British standout and The Ultimate Fighter season 9 winner Ross Pearson (11-3, 3-0 UFC) will look to continue his unbeaten streak in the UFC as he battles The Ultimate Fighter season 5 contestant Cole Miller (16-4, 5-2 UFC) in the opening bout of the UFC Fight Night 22 main card on Wednesday night. Both Pearson and Miller are coming off impressive performances as Pearson avoided the powerful and dynamic striking abilities of Dennis Siver at UFC Fight Night 21 to earn himself an unanimous decision victory while Miller submitted Dan Lauzon in the first round of their UFC 108 clash. The bout won't serve as a meaningful divisional battle, but a loss for Pearson would certainly derail his chances at a quick rise to the middle of the division while giving Miller two straight wins and a likely shot at some better competition.

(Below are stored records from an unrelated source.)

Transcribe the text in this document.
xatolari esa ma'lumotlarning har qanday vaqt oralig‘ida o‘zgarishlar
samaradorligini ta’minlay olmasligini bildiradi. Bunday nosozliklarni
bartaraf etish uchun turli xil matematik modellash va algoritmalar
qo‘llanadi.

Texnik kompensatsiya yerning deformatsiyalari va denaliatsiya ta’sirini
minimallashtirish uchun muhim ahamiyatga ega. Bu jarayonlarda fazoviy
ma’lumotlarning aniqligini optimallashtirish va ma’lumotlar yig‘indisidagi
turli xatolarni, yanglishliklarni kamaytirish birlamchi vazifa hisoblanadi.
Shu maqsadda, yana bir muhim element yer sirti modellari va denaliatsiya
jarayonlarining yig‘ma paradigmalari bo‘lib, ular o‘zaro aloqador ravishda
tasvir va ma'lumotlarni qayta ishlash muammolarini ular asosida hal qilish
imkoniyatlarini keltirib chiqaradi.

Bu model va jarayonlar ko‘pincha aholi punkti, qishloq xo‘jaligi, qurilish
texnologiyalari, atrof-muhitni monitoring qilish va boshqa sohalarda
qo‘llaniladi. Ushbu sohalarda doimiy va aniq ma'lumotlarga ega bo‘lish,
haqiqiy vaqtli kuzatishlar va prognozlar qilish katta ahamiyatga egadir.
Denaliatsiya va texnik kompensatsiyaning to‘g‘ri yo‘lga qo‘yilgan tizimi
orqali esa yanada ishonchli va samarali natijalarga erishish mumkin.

Fortunately for Pearson, I don't see a huge threat in Miller in this match-up. While Miller is certainly a fighter who can pull off slick submissions on the ground, his striking skills will likely be his demise in this fight. As noted in the lead-up to this fight, Pearson has already spoken about his strategy against Miller, and it runs along the same lines as the game plans he implemented against Dennis Siver and Aaron Riley. Fast feet and fast hands, meaning we'll probably see Pearson throw punches from range and pepper Miller over the course of three rounds.
Miller's counter to those types of opponents is his grappling prowess, but Pearson's takedown defense and wrestling ability isn't exactly green. He's fairly strong, knows how to sprawl quite effectively, and the fact that he strikes from a distance only helps his strategy of maintaining his feet. He's improved considerably in both his stand-up game and ability to stuff takedowns, but that isn't to say he's invulnerable to some more creative ways of bringing him to the mat.
Miller will need to close distance to make that happen or lull Pearson into a false sense of security. In any case, I don't think Miller will be able to implement that type of gameplan, mainly because we haven't seen Pearson deviate from his own gameplan in any of his three appearances in the Octagon. He's fairly discipline in maintaining range and staying away from his opponent's strengths.
In the end, this is another fight in Ross Pearson's progression up the ladder. He should have all the advantages with the exception of getting into a dangerous situation on the ground in which Miller has control of a limb. If Miller can't gain that position or get Pearson to the ground, look for Pearson to pepper him on the feet and win via decision.